Weighted calisthenics will often result in greater muscular hypertrophy, neurological strength adaptations and cardiovascular adaptations than its unweighted counterpart exercises - not only due to the higher intensity of weighted calisthenics, but also because of alterations made in the mechanics of such exercises as the exerciser must compensate for an object of resistance that is not their own bodyweight.
This is furthered by the additional benefit of weighted calisthenics directly carrying over to improved performance of conventional calisthenic exercises, such as in the case of an exerciser being able to perform far more pull up repetitions unweighted after they have spent some time training with weighted pull ups instead.
Though much of this can be explained by simple muscular hypertrophy, movement-specific performance improvements are well-established in academic fitness literature, and evidence supports the theory that performing an exercise at a greater intensity can improve performance of the same exercise at lower intensity, even without significant muscular development taking place.

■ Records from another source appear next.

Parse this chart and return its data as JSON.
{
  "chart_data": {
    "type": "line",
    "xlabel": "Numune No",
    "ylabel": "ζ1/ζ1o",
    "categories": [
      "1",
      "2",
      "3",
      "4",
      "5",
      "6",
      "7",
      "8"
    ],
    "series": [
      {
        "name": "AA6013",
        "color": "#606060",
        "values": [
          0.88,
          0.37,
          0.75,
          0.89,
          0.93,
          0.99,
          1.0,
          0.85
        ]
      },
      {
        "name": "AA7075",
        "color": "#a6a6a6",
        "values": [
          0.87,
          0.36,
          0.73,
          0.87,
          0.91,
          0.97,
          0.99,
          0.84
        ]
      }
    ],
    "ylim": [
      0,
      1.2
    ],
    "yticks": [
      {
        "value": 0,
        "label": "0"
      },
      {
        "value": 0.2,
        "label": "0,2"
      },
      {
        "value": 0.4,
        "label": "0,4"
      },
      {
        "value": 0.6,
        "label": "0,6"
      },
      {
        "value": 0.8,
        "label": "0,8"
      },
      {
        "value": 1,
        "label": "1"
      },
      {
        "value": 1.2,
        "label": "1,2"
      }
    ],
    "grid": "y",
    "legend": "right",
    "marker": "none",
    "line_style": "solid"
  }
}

This article only touches the surface of what weighted calisthenics is and how it can help an exerciser in achieving their goals, as - like any other training modality - there are aspects and factors involved in weighted calisthenics that make it difficult to fully grasp without diving deeply into the academics of exercise and physiology.
Despite this, the reader should come away with the understanding that though weighted calisthenics is doubtless an excellent method of resistance training; it is not a catch-all modality, and will not always be the correct fit for every circumstance or training program.
If you are a calisthenics athlete finding that conventional unweighted exercises develop your musculature too slowly, or wish to significantly increase the intensity of said exercises, weighted calisthenics are the ideal solution.